Las protestas, protagonizadas sobre todo por jóvenes, comenzaron en las calles en cuanto se supo la noticia. ¿Cómo era posible que Bouteflika fuera candidato después de seis años ausente, sin comparecer ni dirigirse públicamente a su pueblo en tan largo periodo? La pregunta era más que lógica y no se quedó sin ninguna respuesta: su jefe de campaña leyó una carta del polémico mandatario anunciando que tenía decidido jubilarse. Eso sí, el retiro llegaría después de las elecciones presidenciales del 18 de abril. Es decir que, una vez elegido por quinta vez, se compromete a anticipar las siguientes elecciones en las que ya no repetirá como candidato. Pero antes, su intención es convocar una conferencia nacional para “elaborar y adoptar reformas políticas, constitucionales, económicas y sociales”.

Por supuesto, tan peculiar propuesta no ha acallado las protestas por mucho que Bouteflika se empeñe en advertir de los peligros de las movilizaciones callejeras que podrían “invitar” a “grupos nacionales o extranjeros” a infiltrarse en las manifestaciones para sembrar el caos y la violencia en el país. Un país que ya en 2017 vio cómo el anciano líder necesitaba de ayuda para depositar en la urna su propio voto. No obstante, en aquellos días contaba con menos opositores y el apodo del “muerto viviente” no se escuchaba, como ahora, en cada esquina. Algunos empezaban incluso a dudar de su condición de “viviente”, hasta el punto que la pasada semana el embajador argelino en Francia se veía obligado a emitir un comunicado asegurando que sí, que Bouteflika estaba vivo. Por eso, las imágenes de su regreso eran ya más que necesarias.

Sin embargo, no es previsible que sirvan para calmar los ánimos. En realidad, los argelinos ya se han cansado de ver a su presidente en fotografías, las que se utilizan en ceremonias y actos públicos para “sustituirle”. De ahí procede otro “alias” de Bouteflika: “El Marco”. Claro que todo esto lleva sin remedio a hacerse otra lógica pregunta. ¿Si la salud de Bouteflika impide que asuma el día a día del gobierno, quién ocupa realmente el cargo? La respuesta es un secreto a voces.
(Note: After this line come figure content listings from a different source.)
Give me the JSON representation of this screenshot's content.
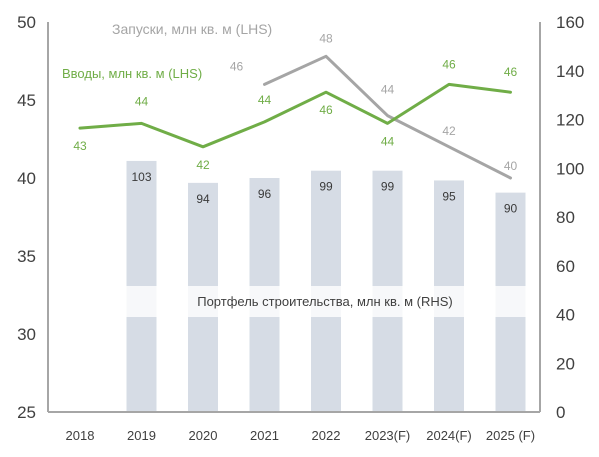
{
  "chart_data": {
    "type": "bar+line",
    "categories": [
      "2018",
      "2019",
      "2020",
      "2021",
      "2022",
      "2023(F)",
      "2024(F)",
      "2025 (F)"
    ],
    "left_axis": {
      "min": 25,
      "max": 50,
      "ticks": [
        25,
        30,
        35,
        40,
        45,
        50
      ]
    },
    "right_axis": {
      "min": 0,
      "max": 160,
      "ticks": [
        0,
        20,
        40,
        60,
        80,
        100,
        120,
        140,
        160
      ]
    },
    "series": [
      {
        "name": "Портфель строительства, млн кв. м (RHS)",
        "kind": "bar",
        "axis": "right",
        "color": "#d6dce5",
        "values": [
          null,
          103,
          94,
          96,
          99,
          99,
          95,
          90
        ]
      },
      {
        "name": "Вводы, млн кв. м (LHS)",
        "kind": "line",
        "axis": "left",
        "color": "#70ad47",
        "values": [
          43,
          44,
          42,
          44,
          46,
          44,
          46,
          46
        ],
        "display_values": [
          43.2,
          43.5,
          42.0,
          43.6,
          45.5,
          43.5,
          46.0,
          45.5
        ]
      },
      {
        "name": "Запуски, млн кв. м (LHS)",
        "kind": "line",
        "axis": "left",
        "color": "#a5a5a5",
        "values": [
          null,
          null,
          null,
          46,
          48,
          44,
          42,
          40
        ],
        "display_values": [
          null,
          null,
          null,
          46.0,
          47.8,
          44.0,
          42.0,
          40.0
        ]
      }
    ],
    "legend_placement": "inline-labels",
    "grid": false
  },
  "colors": {
    "bar": "#d6dce5",
    "bar_label": "#3a3a3a",
    "green": "#70ad47",
    "gray": "#a5a5a5",
    "axis": "#a6a6a6",
    "tick_text": "#404040",
    "band": "#ffffff"
  }
}
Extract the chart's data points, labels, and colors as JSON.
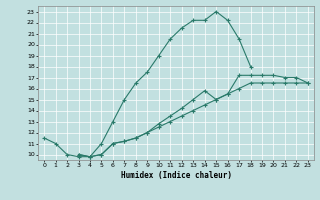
{
  "xlabel": "Humidex (Indice chaleur)",
  "xlim": [
    -0.5,
    23.5
  ],
  "ylim": [
    9.5,
    23.5
  ],
  "yticks": [
    10,
    11,
    12,
    13,
    14,
    15,
    16,
    17,
    18,
    19,
    20,
    21,
    22,
    23
  ],
  "xticks": [
    0,
    1,
    2,
    3,
    4,
    5,
    6,
    7,
    8,
    9,
    10,
    11,
    12,
    13,
    14,
    15,
    16,
    17,
    18,
    19,
    20,
    21,
    22,
    23
  ],
  "bg_color": "#c2e0e0",
  "line_color": "#2a7a6a",
  "line1_x": [
    0,
    1,
    2,
    3,
    4,
    5,
    6,
    7,
    8,
    9,
    10,
    11,
    12,
    13,
    14,
    15,
    16,
    17,
    18
  ],
  "line1_y": [
    11.5,
    11.0,
    10.0,
    9.8,
    9.8,
    11.0,
    13.0,
    15.0,
    16.5,
    17.5,
    19.0,
    20.5,
    21.5,
    22.2,
    22.2,
    23.0,
    22.2,
    20.5,
    18.0
  ],
  "line2_x": [
    3,
    4,
    5,
    6,
    7,
    8,
    9,
    10,
    11,
    12,
    13,
    14,
    15,
    16,
    17,
    18,
    19,
    20,
    21,
    22,
    23
  ],
  "line2_y": [
    10.0,
    9.8,
    10.0,
    11.0,
    11.2,
    11.5,
    12.0,
    12.5,
    13.0,
    13.5,
    14.0,
    14.5,
    15.0,
    15.5,
    17.2,
    17.2,
    17.2,
    17.2,
    17.0,
    17.0,
    16.5
  ],
  "line3_x": [
    3,
    4,
    5,
    6,
    7,
    8,
    9,
    10,
    11,
    12,
    13,
    14,
    15,
    16,
    17,
    18,
    19,
    20,
    21,
    22,
    23
  ],
  "line3_y": [
    10.0,
    9.8,
    10.0,
    11.0,
    11.2,
    11.5,
    12.0,
    12.8,
    13.5,
    14.2,
    15.0,
    15.8,
    15.0,
    15.5,
    16.0,
    16.5,
    16.5,
    16.5,
    16.5,
    16.5,
    16.5
  ]
}
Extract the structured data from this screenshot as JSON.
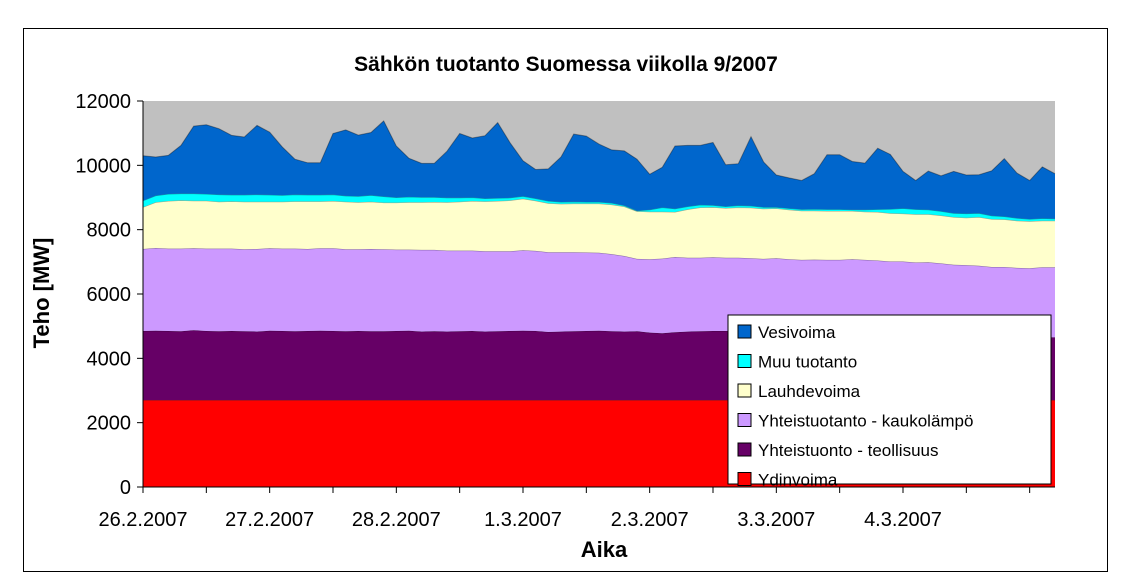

Una élite gobernante, compuesta por un escogido grupo de altos militares y empresarios encabezados por el jefe del estado militar, Ahmed Salah, y el hermano menor del presidente y líder del Consejo Presidencial, Said Bouteflika, son quienes toman las decisiones en la administración del país.

Para los analistas políticos de la zona, esta especie de núcleo duro que se ha hecho con las riendas del país perpetúa en su beneficio el éxito que la figura de Bouteflika cosechó en la década de los 90. La guerra civil que entonces asolaba el país fue el caldo de cultivo ideal para que triunfara un “hombre fuerte” que ofreciera estabilidad. Y es que aquellos años marcaron, como ocurre siempre con una guerra entre hermanos, la situación política de Argelia durante las siguientes décadas. El país, que había ganado su independencia de Francia en los años 60, comenzó su andadura con una democracia demasiado frágil y el ejército intervino cuando los islamistas se quedaron a las puertas de ganar las elecciones de 1990. Fue la chispa que hizo estallar la guerra civil en la que murieron 200.000 personas y que duró hasta que Bouteflika se impuso a los generales y frenó a los islamistas. Era 1999.

Veinte años después, aquellos que han rodeado siempre al presidente, hoy enfermo y anciano, no han logrado ponerse de acuerdo en nombrar un sucesor y han tenido que volver a presentar a Bouteflika como candidato. Pero si quienes vieron en él la estabilidad después de padecer una guerra cruenta aún pueden seguir prefiriendo “malo conocido” que “bueno por conocer”, los jóvenes que no vivieron esa época están dispuestos a intentar que cambien las cosas. Por eso, la más reciente serie de protestas antigubernamentales en Argel ha sido la mayor en más de 30 años y ha estado liderada por los más jóvenes de un país donde uno de cada cuatro habitantes es menor de 15 años. Y ellos, los jóvenes, no ven que lo de antes sirva para el futuro. Ni siquiera para el presente, porque la cifra de desempleo juvenil supera el 30% en una economía que continúa girando alrededor de las industrias del gas y el petróleo.